Machine learning and computer vision scientists thrive on challenges. Online competitions to create cutting-edge AI tools have become essential for driving innovation in AI, rallying researchers to solve complex problems, and providing them with the most valuable commodity needed to build their models: high-quality training data.
These challenges have led to a host of new AI tools for medicine and science. For example, the Critical Assessment of Protein Structure Prediction (CASP) competition led to the development of AlphaFold, one of the most significant contributions of machine learning to the life sciences today. At Janelia, a 2016 challenge led to the development of new methods and tools to identify neurons, synaptic clefts, and synaptic partners in electron microscopy images that are widely used in connectomics research.
“Challenges are the tool in the machine learning community and computer vision community to move things forward,” says Stephan Saalfeld, a Senior Group Leader and Head of Janelia’s Computation and Theory research area. “People who are not directly working with experimentalists and with data use this as an opportunity to develop new tools – just grab a data set and see if a new idea works – and it has been very successful across the entire community.”
Now, Janelia is turning to this winning formula to improve on existing AI tools for segmenting high-resolution volume (3D) electron microscopy images. Today, Janelia is launching the CellMap Segmentation Challenge, which will give computer scientists around the world the chance to see who can develop the next best tool for automatically identifying many different types of structures inside cells.
The challenge is co-sponsored by HHMI’s Open Science Strategy Team, which is leading an initiative to explore novel ways of sharing and engaging with research data.
“The challenge also aligns well with AI@HHMI, HHMI’s new initiative to embed AI systems throughout every stage of the scientific process,” Saalfeld says.
“The challenge is a fantastic resource to the community as a whole, it’s a fantastic recruiting tool because you get to know people who are interested in that problem space, and it’s a fantastic way to contribute to science as a whole because you are bringing people into a space that is a little bit under-explored,” he adds. “We at Janelia are pretty good at developing these tools, but there’s the rest of the world and there are other excellent groups that are interested in these topics and if they develop better methods, then we all benefit from that.”
Seeding the challenge
While AI segmentation tools exist for 2D microscopy images, there are fewer models that work well on 3D images and can pick out many different cellular organelles in many types of cells and tissues, due primarily to a lack of high-quality training data.
To remedy that, the CellMap Segmentation Challenge is providing the world with a huge batch of annotated high-resolution 3D electron microscopy images to build their models.
The training data includes 289 annotated electron microscopy volumes, covering 22 different cell and tissue samples from four different organisms. Experts meticulously annotated 40 organelle classes, providing one of the most diverse and comprehensive training datasets to date.
The organizers of the challenge hope that this wide range of training data will enable researchers to design artificial neural networks that can pick out many different cellular organelles in many types of cells and tissues that have been imaged under diverse conditions. This will hopefully lead to models that perform better on new datasets than those trained on one specific dataset.
The data was generated by the CellMap Project Team, which segments and annotates high-resolution 3D electron microscopy images of various biological samples and makes them freely available to the scientific community.
“Everyone has models, but the real bottleneck is access to high-quality training data. That’s where this library comes in," says Aubrey Weigel, Project Scientist for CellMap. "Our expertly annotated dataset provides researchers with the foundation they need to push their models forward.”
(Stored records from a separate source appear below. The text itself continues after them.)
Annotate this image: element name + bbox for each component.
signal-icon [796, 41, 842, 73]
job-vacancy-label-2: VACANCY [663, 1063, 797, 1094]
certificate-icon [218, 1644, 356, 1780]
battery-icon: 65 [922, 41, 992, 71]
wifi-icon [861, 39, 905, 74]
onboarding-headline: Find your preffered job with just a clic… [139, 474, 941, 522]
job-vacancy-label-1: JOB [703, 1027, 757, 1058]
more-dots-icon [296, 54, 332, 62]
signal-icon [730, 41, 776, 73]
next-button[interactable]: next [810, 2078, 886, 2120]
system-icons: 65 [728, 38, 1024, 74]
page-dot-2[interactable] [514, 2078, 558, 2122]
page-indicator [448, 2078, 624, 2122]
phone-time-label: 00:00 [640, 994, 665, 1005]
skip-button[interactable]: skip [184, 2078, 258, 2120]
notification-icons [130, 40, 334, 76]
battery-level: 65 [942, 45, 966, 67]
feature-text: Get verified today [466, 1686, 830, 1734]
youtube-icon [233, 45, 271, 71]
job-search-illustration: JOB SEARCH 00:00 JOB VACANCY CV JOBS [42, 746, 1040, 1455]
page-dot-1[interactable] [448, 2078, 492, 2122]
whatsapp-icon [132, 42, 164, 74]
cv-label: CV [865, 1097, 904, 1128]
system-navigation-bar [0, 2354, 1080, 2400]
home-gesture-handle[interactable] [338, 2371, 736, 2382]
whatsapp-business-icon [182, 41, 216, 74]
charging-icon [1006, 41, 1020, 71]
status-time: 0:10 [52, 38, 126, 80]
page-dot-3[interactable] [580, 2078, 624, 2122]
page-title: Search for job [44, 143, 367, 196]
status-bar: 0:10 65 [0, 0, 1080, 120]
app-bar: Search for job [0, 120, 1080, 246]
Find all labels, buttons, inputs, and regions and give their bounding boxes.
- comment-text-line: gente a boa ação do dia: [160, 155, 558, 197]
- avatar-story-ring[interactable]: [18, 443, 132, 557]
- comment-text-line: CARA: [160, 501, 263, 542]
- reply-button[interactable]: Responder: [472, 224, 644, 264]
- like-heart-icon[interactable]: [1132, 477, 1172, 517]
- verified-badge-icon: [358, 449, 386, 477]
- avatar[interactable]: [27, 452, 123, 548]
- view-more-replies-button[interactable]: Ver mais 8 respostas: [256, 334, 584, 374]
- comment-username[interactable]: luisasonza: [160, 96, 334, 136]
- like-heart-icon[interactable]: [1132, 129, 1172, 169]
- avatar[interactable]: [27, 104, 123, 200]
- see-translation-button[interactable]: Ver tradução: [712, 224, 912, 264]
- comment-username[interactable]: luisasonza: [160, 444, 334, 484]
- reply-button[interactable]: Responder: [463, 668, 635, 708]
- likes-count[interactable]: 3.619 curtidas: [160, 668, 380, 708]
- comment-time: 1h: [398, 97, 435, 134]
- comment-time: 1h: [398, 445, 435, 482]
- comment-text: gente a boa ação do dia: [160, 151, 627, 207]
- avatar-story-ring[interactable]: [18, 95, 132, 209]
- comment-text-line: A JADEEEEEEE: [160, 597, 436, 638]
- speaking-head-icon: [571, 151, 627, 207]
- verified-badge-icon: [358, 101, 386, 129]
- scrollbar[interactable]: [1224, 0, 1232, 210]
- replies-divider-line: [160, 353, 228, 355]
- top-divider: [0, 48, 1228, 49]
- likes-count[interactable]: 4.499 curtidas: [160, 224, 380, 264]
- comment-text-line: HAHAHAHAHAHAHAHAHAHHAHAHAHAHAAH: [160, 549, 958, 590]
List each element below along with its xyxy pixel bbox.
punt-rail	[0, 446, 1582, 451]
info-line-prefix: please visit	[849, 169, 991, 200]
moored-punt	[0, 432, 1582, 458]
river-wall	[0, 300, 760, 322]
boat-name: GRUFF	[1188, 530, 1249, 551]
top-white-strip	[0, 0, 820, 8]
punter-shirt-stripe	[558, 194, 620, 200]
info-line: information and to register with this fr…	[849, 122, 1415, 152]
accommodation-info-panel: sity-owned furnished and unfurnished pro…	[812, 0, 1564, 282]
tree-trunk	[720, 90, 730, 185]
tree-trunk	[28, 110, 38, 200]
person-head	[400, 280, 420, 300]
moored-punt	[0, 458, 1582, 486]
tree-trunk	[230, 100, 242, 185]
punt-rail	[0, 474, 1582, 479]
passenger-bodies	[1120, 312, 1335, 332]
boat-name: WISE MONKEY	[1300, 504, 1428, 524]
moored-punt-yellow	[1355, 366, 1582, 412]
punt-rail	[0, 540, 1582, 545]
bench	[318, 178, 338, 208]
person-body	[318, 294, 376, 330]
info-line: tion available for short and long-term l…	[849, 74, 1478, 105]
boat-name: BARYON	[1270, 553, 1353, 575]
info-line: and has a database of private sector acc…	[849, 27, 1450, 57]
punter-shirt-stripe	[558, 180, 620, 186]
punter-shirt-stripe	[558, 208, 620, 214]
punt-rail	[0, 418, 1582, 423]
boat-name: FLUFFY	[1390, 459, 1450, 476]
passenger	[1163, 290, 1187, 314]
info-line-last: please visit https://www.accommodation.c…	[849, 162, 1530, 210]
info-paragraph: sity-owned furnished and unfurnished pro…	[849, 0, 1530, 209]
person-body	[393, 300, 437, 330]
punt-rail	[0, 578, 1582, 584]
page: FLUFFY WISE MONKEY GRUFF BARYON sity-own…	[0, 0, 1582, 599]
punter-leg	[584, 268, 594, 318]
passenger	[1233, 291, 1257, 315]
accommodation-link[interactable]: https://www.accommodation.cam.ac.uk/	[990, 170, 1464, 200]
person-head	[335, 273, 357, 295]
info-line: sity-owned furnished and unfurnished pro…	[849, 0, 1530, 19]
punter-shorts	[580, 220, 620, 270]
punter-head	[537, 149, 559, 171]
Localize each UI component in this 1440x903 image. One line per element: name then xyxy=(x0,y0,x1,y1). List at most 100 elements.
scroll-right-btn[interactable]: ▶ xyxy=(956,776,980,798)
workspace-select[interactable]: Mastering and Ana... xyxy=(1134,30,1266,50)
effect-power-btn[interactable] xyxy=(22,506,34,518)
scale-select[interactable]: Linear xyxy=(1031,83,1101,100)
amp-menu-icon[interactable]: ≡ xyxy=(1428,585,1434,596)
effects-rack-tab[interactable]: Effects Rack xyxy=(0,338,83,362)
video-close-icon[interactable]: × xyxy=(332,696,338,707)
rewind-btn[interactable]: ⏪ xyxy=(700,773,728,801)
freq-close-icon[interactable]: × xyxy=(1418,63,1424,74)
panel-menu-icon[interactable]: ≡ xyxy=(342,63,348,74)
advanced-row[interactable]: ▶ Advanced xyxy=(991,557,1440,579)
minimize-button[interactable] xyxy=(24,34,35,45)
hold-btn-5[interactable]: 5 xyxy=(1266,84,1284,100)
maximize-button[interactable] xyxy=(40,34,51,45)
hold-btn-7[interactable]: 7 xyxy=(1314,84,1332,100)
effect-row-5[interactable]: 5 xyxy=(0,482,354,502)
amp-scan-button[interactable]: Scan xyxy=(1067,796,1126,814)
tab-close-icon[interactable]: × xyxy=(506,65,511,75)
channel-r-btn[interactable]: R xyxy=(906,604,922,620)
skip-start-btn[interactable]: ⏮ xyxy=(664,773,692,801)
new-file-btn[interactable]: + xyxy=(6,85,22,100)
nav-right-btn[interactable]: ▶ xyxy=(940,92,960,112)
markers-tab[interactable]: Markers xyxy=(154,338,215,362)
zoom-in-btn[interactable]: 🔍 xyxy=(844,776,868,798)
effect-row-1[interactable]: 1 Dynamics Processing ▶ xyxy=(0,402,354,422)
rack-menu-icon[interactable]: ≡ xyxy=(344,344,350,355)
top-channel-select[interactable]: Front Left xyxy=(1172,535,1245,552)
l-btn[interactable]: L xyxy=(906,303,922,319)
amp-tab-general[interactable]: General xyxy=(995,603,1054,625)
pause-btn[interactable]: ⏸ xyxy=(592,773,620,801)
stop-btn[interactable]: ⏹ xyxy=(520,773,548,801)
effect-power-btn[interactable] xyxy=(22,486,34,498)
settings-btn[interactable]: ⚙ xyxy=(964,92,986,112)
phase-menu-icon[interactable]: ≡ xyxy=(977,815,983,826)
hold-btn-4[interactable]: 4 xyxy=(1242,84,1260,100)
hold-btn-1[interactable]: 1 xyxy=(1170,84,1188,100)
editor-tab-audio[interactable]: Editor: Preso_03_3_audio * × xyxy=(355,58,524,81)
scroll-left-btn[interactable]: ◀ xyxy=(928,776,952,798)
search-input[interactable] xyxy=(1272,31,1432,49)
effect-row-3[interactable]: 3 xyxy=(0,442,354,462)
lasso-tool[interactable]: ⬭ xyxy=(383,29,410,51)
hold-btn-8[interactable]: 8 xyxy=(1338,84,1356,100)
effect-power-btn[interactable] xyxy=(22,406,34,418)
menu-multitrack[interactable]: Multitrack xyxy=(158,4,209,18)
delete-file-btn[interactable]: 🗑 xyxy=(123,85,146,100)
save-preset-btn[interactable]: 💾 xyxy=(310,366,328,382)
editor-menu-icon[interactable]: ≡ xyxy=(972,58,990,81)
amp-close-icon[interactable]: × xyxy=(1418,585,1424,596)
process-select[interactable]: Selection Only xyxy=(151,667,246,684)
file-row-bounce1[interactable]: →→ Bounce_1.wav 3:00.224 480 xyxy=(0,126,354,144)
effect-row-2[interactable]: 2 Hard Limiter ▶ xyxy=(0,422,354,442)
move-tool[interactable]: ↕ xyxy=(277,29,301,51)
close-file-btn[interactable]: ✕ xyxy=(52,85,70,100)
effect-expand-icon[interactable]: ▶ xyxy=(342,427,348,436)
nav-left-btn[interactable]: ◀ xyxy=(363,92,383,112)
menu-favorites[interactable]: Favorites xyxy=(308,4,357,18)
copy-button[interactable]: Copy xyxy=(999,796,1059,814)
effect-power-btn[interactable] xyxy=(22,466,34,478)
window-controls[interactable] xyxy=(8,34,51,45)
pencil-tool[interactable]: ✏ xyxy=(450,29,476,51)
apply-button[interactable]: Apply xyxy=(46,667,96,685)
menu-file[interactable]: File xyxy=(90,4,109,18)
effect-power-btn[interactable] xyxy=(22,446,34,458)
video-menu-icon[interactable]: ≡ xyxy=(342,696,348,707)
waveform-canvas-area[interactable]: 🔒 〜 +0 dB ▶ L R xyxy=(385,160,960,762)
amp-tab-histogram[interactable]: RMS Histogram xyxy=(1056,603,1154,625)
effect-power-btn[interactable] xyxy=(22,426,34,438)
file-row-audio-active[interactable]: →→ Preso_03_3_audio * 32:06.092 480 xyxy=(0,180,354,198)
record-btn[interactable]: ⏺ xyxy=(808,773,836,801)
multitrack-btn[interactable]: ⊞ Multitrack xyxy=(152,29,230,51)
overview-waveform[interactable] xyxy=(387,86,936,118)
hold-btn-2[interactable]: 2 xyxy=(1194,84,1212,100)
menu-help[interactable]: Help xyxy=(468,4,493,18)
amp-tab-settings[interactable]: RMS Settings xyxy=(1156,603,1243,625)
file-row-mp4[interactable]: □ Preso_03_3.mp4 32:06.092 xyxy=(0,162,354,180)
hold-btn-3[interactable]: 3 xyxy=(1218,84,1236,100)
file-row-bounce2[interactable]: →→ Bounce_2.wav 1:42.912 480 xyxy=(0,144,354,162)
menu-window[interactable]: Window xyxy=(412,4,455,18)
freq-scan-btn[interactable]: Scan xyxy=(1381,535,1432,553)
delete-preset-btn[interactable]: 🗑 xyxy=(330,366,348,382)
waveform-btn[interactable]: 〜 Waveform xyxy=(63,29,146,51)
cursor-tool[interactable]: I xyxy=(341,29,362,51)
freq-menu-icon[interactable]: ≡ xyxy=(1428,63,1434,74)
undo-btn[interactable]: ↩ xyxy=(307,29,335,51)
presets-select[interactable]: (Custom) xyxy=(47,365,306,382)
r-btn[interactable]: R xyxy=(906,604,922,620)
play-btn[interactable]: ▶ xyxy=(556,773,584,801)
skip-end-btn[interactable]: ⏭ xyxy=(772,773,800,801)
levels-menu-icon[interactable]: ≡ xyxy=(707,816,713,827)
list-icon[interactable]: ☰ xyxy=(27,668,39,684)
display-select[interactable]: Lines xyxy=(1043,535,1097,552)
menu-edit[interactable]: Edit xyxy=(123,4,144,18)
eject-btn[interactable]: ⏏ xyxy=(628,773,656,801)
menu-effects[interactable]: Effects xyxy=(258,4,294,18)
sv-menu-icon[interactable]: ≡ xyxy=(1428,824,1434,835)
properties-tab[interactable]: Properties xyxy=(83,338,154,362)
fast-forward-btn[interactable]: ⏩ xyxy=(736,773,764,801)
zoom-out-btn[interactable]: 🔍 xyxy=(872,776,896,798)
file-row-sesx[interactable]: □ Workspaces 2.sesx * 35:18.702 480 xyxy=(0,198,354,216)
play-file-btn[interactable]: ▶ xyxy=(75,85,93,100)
The new challenge highlights the power and promise of Janelia’s Project teams, which were created to take on large-scale scientific challenges that are difficult to do in an individual lab or in a traditional academic environment, says Wyatt Korff, Janelia’s Senior Director of Project Teams.
He adds: “CellMap showed the value of applying machine learning to volume electron microscopy datasets in a couple of different cells and now the goal is: can that scale up, in terms of the size of the datasets, the number of things you can segment, the number of datasets, all of it.”